If I had to say which was my favorite right now, PoE 2 because I was actually able to complete that game and I had more time with it over all in terms of hours played. However, since my inability to complete Pathfinder was due to bugs and such it’s really hard to take that out of the equation and give an objective opinion. Very disappointing. And the rules/mechanics they put into the end game of Pathfinder are just… I really hope they change them. I won’t go into details, but it’s not fun or interesting or “cool” at all. Left a sour taste in my mouth for sure.

Which brings me back to, it really is more about what you like and want from a game like this. Everyone will have a different opinion, you’ll just have to form your own on this one.

The real answer is both games are super awesome and we are blessed to have them both as RPG options.

The story in this game is sufficient. It basically gets the job done, though there are some fairly silly / ??? things going on (e.g. Nok Nok is a fun companion…but why exactly are we humoring him, Valerie’s schtick, Hellknights clusterfuck). As long as you’re fine with railroading regardless of fake choices with a few exceptions (e.g. Jaethal, which imo is one of the best examples of writing, though it is undermined by bugs).

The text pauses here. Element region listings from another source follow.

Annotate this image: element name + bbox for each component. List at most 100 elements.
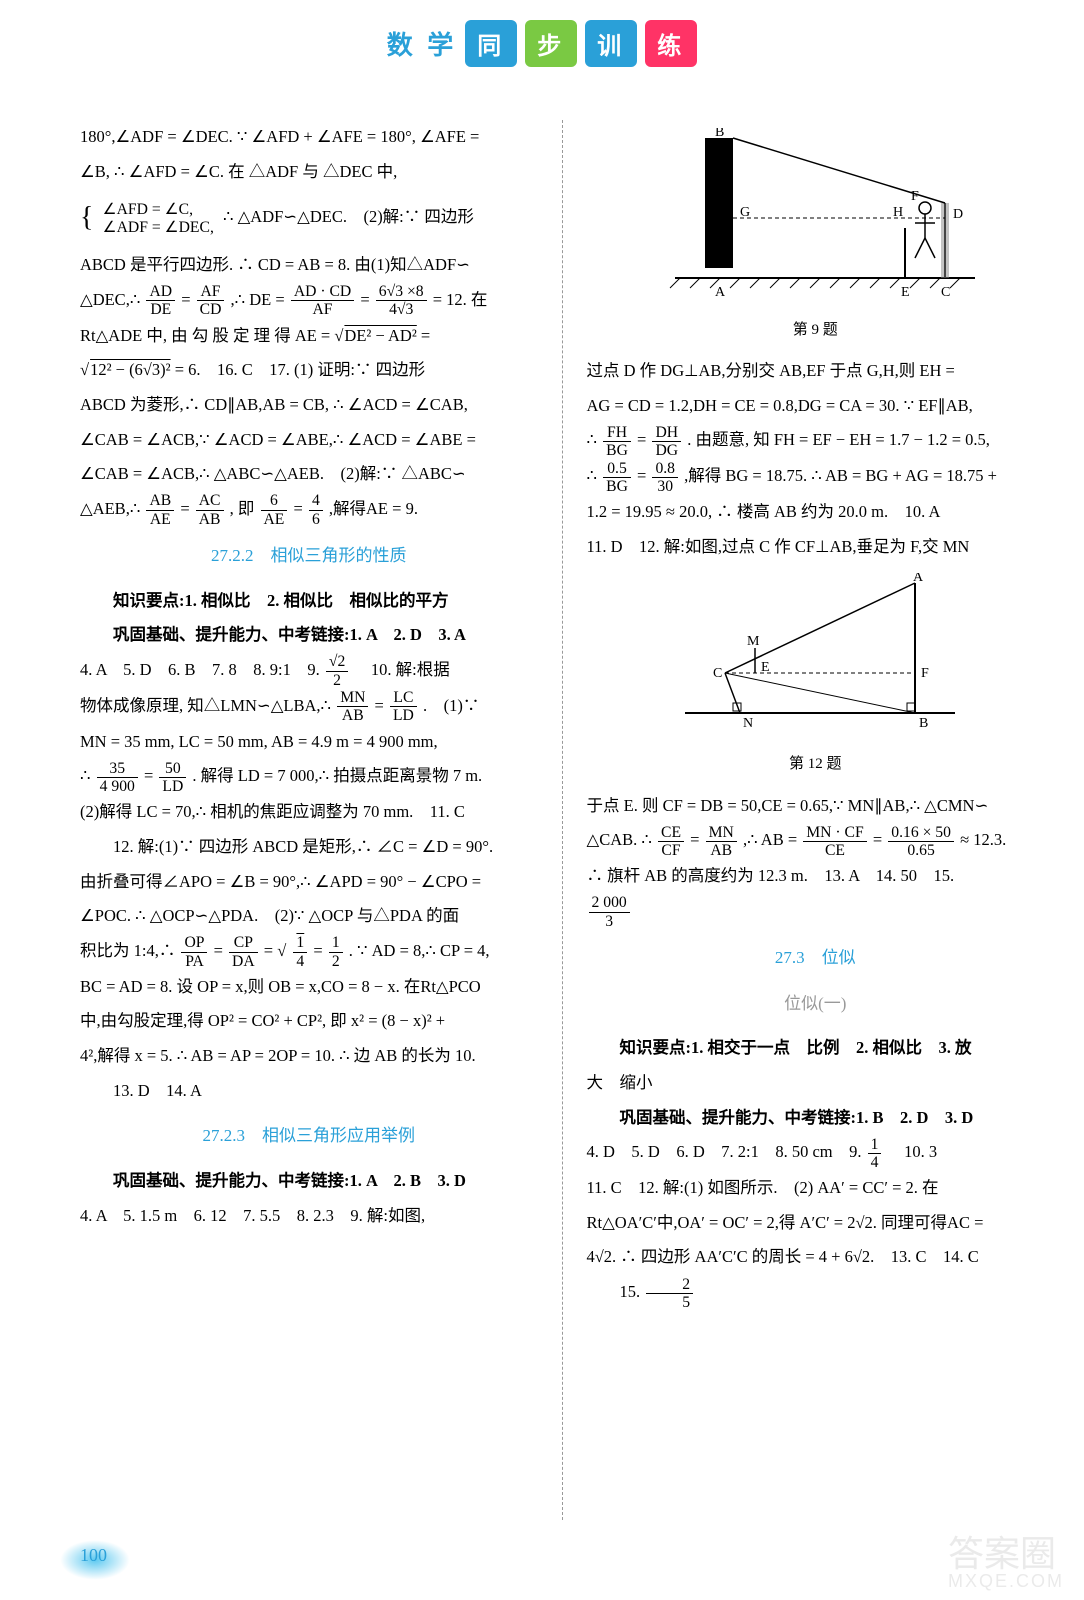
text-line: ∴ 旗杆 AB 的高度约为 12.3 m. 13. A 14. 50 15.: [587, 859, 1045, 894]
text-span: . 解得 LD = 7 000,∴ 拍摄点距离景物 7 m.: [192, 766, 482, 785]
frac-num: LC: [390, 689, 417, 707]
text-line: 4. A 5. 1.5 m 6. 12 7. 5.5 8. 2.3 9. 解:如…: [80, 1199, 538, 1234]
text-line: 12. 解:(1)∵ 四边形 ABCD 是矩形,∴ ∠C = ∠D = 90°.: [80, 830, 538, 865]
svg-text:B: B: [715, 128, 724, 140]
text-span: 物体成像原理, 知△LMN∽△LBA,∴: [80, 696, 335, 715]
frac-den: 2: [329, 953, 343, 970]
text-line: Rt△ADE 中, 由 勾 股 定 理 得 AE = √DE² − AD² =: [80, 319, 538, 354]
tile-bu: 步: [525, 20, 577, 67]
frac-num: 0.8: [652, 460, 678, 478]
column-divider: [562, 120, 563, 1520]
text-line: 1.2 = 19.95 ≈ 20.0, ∴ 楼高 AB 约为 20.0 m. 1…: [587, 495, 1045, 530]
text-span: ,解得AE = 9.: [329, 499, 418, 518]
frac-den: LD: [390, 707, 417, 724]
frac-num: 0.16 × 50: [888, 824, 954, 842]
text-span: =: [181, 290, 194, 309]
frac-num: 0.5: [603, 460, 631, 478]
text-line: ∠CAB = ∠ACB,∴ △ABC∽△AEB. (2)解:∵ △ABC∽: [80, 457, 538, 492]
text-span: 积比为 1:4,∴: [80, 941, 179, 960]
frac-num: MN: [706, 824, 737, 842]
tile-xun: 训: [585, 20, 637, 67]
svg-text:D: D: [953, 207, 963, 222]
frac-num: 2 000: [589, 894, 630, 912]
figure-12-svg: A M C E F N B: [665, 573, 965, 733]
page-header: 数 学 同 步 训 练: [0, 20, 1084, 110]
svg-text:F: F: [911, 189, 919, 204]
frac-num: CE: [658, 824, 684, 842]
text-line: ∠B, ∴ ∠AFD = ∠C. 在 △ADF 与 △DEC 中,: [80, 155, 538, 190]
frac-num: AC: [196, 492, 224, 510]
section-title-2722: 27.2.2 相似三角形的性质: [80, 538, 538, 574]
text-line: 11. D 12. 解:如图,过点 C 作 CF⊥AB,垂足为 F,交 MN: [587, 530, 1045, 565]
text-line: 15. 25: [587, 1275, 1045, 1311]
text-span: ,∴ DE =: [231, 290, 289, 309]
frac-den: AE: [261, 511, 288, 528]
text-line: Rt△OA′C′中,OA′ = OC′ = 2,得 A′C′ = 2√2. 同理…: [587, 1206, 1045, 1241]
text-line: 积比为 1:4,∴ OPPA = CPDA = √ 14 = 12 . ∵ AD…: [80, 934, 538, 970]
frac-den: 30: [652, 478, 678, 495]
frac-den: AB: [196, 511, 224, 528]
text-line: 11. C 12. 解:(1) 如图所示. (2) AA′ = CC′ = 2.…: [587, 1171, 1045, 1206]
svg-text:B: B: [919, 716, 928, 731]
figure-9-svg: B G H F D A E C: [645, 128, 985, 298]
frac-num: 2: [646, 1276, 693, 1294]
sqrt-expr: 12² − (6√3)²: [89, 360, 171, 379]
text-span: ≈ 12.3.: [960, 830, 1006, 849]
text-line: 中,由勾股定理,得 OP² = CO² + CP², 即 x² = (8 − x…: [80, 1004, 538, 1039]
frac-num: CP: [229, 934, 258, 952]
knowledge-points: 知识要点:1. 相似比 2. 相似比 相似比的平方: [80, 584, 538, 619]
frac-den: DA: [229, 953, 258, 970]
figure-12-caption: 第 12 题: [587, 749, 1045, 781]
figure-12: A M C E F N B 第 12 题: [587, 573, 1045, 781]
text-span: ∴: [587, 466, 602, 485]
frac-num: 6√3 ×8: [376, 283, 427, 301]
text-line: 物体成像原理, 知△LMN∽△LBA,∴ MNAB = LCLD . (1)∵: [80, 689, 538, 725]
frac-num: 35: [97, 760, 138, 778]
sqrt-expr: DE² − AD²: [343, 326, 416, 345]
content-area: 180°,∠ADF = ∠DEC. ∵ ∠AFD + ∠AFE = 180°, …: [80, 120, 1044, 1520]
text-span: = √: [264, 941, 287, 960]
text-span: . ∵ AD = 8,∴ CP = 4,: [349, 941, 490, 960]
text-span: ∴ △ADF∽△DEC. (2)解:∵ 四边形: [223, 207, 474, 226]
exercise-header: 巩固基础、提升能力、中考链接:1. A 2. D 3. A: [80, 618, 538, 653]
frac-den: BG: [603, 442, 631, 459]
frac-den: 0.65: [888, 842, 954, 859]
frac-num: AB: [146, 492, 174, 510]
text-span: =: [417, 326, 430, 345]
text-line: { ∠AFD = ∠C, ∠ADF = ∠DEC, ∴ △ADF∽△DEC. (…: [80, 189, 538, 248]
knowledge-points: 知识要点:1. 相交于一点 比例 2. 相似比 3. 放: [587, 1031, 1045, 1066]
text-span: , 即: [230, 499, 259, 518]
text-line: 4√2. ∴ 四边形 AA′C′C 的周长 = 4 + 6√2. 13. C 1…: [587, 1240, 1045, 1275]
svg-text:F: F: [921, 666, 929, 681]
text-line: 4²,解得 x = 5. ∴ AB = AP = 2OP = 10. ∴ 边 A…: [80, 1039, 538, 1074]
text-line: ∴ FHBG = DHDG . 由题意, 知 FH = EF − EH = 1.…: [587, 423, 1045, 459]
frac-den: 4: [868, 1154, 882, 1171]
text-line: 过点 D 作 DG⊥AB,分别交 AB,EF 于点 G,H,则 EH =: [587, 354, 1045, 389]
text-line: 13. D 14. A: [80, 1074, 538, 1109]
text-line: △CAB. ∴ CECF = MNAB ,∴ AB = MN · CFCE = …: [587, 823, 1045, 859]
text-line: 4. D 5. D 6. D 7. 2:1 8. 50 cm 9. 14 10.…: [587, 1135, 1045, 1171]
text-span: =: [294, 499, 307, 518]
text-span: Rt△ADE 中, 由 勾 股 定 理 得 AE = √: [80, 326, 343, 345]
frac-num: 6: [261, 492, 288, 510]
text-line: 由折叠可得∠APO = ∠B = 90°,∴ ∠APD = 90° − ∠CPO…: [80, 865, 538, 900]
frac-den: AE: [146, 511, 174, 528]
svg-text:C: C: [713, 666, 722, 681]
text-line: ABCD 是平行四边形. ∴ CD = AB = 8. 由(1)知△ADF∽: [80, 248, 538, 283]
svg-text:A: A: [715, 285, 726, 298]
section-subtitle: 位似(一): [587, 986, 1045, 1022]
svg-text:E: E: [901, 285, 910, 298]
header-title-group: 数 学 同 步 训 练: [387, 20, 698, 67]
frac-den: AF: [291, 301, 354, 318]
text-line: √12² − (6√3)² = 6. 16. C 17. (1) 证明:∵ 四边…: [80, 353, 538, 388]
frac-num: AD: [146, 283, 175, 301]
text-line: ∴ 0.5BG = 0.830 ,解得 BG = 18.75. ∴ AB = B…: [587, 459, 1045, 495]
frac-num: 1: [329, 934, 343, 952]
text-span: △DEC,∴: [80, 290, 144, 309]
text-span: =: [873, 830, 886, 849]
frac-num: FH: [603, 424, 631, 442]
exercise-header: 巩固基础、提升能力、中考链接:1. B 2. D 3. D: [587, 1101, 1045, 1136]
text-span: √: [80, 360, 89, 379]
text-span: ∴: [587, 430, 602, 449]
text-line: 2 0003: [587, 894, 1045, 930]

Now, back to game systems. Kingdom management has been discussed a few times above, its shit, no real choices, and its basically a minigame of advisor juggling you play to not lose. And a money sink since any investment you make pretty much never pays off over the course of the game (which appears to last ~4.5 years ingame time). Basically a vanity thing outside of that (and a bad vanity thing since you don’t even get to see the growth of your stuff).

As for its DND 3.75 system, it’s quite crunchy. Problem is with documentation, and again, unknown bugs affecting behavior. However, I think how the game is constructed/balanced makes it very boring to play past Act 2. The AI in this game is target the first guy they see. So then you munchkin yourself a 50-60 AC tank. And then every character that is not a tank you don’t bother with AC at all, since with dudes running around with +30 to hit, it basically doesn’t matter. Then you get bored. Also what sucks is the degree of prebuffing needed. That super high AC probably has quite a bit of it come from buffs (magic vestment, barkskin, shield, haste, etc).

Though TBH that happened in Deadfire too, except that was due to health regen stacking from Paladins and Chanters and various other items.

I will say I greatly enjoyed how this game really emphasized appropriate spell casting planning. You basically adventure/rest around the availability of Protection/Resistance from Energy, Death Ward, Restoration, Delay Poison, etc.

I enjoyed this game a ton through Act 1, but I paused once I reached Act 2, because I had no clue how to make informed decisions about managing my kingdom. I love the idea of it, but the game needs to document trade-offs much better than it does. And from the sound of things, there needs to be more upside to kingdom management.

I really did enjoy the D&D crunchiness, though – so much so that I’ve gotten back into the 5th edition big time, DMing games for my family and playing one play-by-post game online. If I ever get a free Saturday, I’m going to go to my FLGS for an Adventurers League session.